We have a model where we want to do an epoch or two towards a cheap-to-calculate initial condition and then continue using those weights as the initial condition for the real training/validation/tuning/etc.
Lets say the original code was something like
parser = ArgumentParser()
parser = MyModel.add_model_specific_args(parser)
parser = pl.Trainer.add_argparse_args(parser)
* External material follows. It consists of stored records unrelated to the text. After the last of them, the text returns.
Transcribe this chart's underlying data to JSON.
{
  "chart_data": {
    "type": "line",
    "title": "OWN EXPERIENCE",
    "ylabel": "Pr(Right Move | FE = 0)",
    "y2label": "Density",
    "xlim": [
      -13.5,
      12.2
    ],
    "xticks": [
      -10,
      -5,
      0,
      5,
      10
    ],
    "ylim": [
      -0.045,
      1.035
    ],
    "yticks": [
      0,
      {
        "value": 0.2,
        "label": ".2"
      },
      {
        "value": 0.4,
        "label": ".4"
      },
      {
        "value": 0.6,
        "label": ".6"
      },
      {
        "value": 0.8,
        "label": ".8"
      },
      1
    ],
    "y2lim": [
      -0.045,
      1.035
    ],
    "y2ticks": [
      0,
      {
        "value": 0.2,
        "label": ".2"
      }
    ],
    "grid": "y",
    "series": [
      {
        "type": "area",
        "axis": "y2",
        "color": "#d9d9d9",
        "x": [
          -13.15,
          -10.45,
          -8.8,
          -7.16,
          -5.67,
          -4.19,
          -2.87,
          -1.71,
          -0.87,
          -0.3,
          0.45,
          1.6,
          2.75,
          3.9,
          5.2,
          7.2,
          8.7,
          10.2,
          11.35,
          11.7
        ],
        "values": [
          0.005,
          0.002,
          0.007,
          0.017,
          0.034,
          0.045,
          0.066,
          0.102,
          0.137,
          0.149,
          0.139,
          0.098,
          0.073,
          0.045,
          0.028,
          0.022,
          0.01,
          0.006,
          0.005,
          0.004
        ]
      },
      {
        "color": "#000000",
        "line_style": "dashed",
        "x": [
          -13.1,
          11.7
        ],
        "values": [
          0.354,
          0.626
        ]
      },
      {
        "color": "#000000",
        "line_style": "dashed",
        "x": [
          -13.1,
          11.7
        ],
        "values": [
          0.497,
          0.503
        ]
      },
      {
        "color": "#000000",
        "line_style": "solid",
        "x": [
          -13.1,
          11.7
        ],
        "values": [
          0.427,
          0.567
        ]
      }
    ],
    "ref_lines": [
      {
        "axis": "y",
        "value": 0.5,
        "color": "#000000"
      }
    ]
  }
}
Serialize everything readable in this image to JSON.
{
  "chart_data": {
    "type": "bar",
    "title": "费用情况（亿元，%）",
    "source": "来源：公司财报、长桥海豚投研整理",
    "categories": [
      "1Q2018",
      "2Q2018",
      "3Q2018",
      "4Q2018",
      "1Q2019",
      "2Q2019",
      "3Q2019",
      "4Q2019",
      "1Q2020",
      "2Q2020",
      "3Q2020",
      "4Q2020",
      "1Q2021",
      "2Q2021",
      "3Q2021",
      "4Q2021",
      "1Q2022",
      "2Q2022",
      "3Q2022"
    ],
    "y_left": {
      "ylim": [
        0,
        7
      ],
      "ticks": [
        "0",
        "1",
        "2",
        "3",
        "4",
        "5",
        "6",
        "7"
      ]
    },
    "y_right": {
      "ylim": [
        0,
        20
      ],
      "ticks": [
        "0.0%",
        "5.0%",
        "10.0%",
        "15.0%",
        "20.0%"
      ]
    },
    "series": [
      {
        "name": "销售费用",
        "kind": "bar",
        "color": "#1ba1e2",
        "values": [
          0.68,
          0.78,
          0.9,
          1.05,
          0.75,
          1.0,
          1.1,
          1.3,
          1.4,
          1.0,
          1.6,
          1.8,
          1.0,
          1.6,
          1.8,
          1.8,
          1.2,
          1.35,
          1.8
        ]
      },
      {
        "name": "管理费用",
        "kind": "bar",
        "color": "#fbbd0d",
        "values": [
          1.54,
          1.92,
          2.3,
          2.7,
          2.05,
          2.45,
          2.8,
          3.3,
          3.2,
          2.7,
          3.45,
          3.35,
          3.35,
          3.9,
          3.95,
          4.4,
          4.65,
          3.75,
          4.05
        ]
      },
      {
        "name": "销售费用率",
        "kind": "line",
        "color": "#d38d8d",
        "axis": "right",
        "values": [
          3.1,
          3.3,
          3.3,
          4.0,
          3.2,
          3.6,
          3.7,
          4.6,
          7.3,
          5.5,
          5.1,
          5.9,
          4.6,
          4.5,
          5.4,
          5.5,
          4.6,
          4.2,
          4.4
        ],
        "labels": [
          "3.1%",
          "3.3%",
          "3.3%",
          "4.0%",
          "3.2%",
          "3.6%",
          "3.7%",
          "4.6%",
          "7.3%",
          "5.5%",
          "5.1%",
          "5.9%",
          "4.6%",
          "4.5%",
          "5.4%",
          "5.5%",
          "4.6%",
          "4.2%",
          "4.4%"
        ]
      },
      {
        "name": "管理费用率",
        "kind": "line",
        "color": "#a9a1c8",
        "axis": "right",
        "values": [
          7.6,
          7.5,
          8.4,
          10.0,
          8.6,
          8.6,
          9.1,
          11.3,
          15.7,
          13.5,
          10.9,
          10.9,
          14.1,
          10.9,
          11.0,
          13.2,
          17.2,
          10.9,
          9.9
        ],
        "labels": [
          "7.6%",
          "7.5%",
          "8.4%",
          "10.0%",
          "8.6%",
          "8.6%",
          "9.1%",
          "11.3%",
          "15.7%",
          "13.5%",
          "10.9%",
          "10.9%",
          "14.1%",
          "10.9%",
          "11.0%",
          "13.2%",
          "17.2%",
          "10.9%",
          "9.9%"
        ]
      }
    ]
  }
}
args, unknown = parser.parse_known_args()
dict_args = vars(args)
model = ModelClass(**dict_args)
trainer = pl.Trainer.from_argparse_args(args)
trainer.tune(model)
trainer.fit(model)
trainer.test()
What is the best pattern to do this on grid and not clutter the logs/add checkpoints/etc. or mess up lighting and grid commandline arguments?
For example, lets say I have the flag fit_initial_condition
in my model which is defaulted to False. I want to do up to fit_initial_epochs
. Is something like the following pattern a good idea?
parser = ArgumentParser()
parser = MyModel.add_model_specific_args(parser)
parser = pl.Trainer.add_argparse_args(parser)
args, unknown = parser.parse_known_args()
dict_args = vars(args)
# Fit to initial condition
if dict_args["fit_initial_epochs"] > 0:
fit_initial_params = {"fit_initial_condition": True,
"max_epochs": dict_args["fit_initial_epochs"],
"num_sanity_val_steps": 0,
"check_val_every_n_epoch": 1000,
"logger": None,
"checkpoint_callback": False,
}
ic_dict_args = dict_args.copy()
ic_dict_args.update(fit_initial_params)
ic_model = ModelClass(**ic_dict_args)
ic_trainer = pl.Trainer(**ic_dict_args)
ic_trainer.fit(model)
# Get the weights
ic_weights = model.state_dict()
else:
ic_weights = None
# Now create the proper model and trainer
model = ModelClass(**dict_args)
# Load weights if trained with initial condition.
if not ic_weights is None:
model.load_state_dict(best_model_wts)
trainer.tune(model)
trainer.fit(model)
trainer.test()
The hope is that it save chekpoints, write to tensorboard logs, etc. If this is a reasonable way to solve the problem, are there settings that are missing?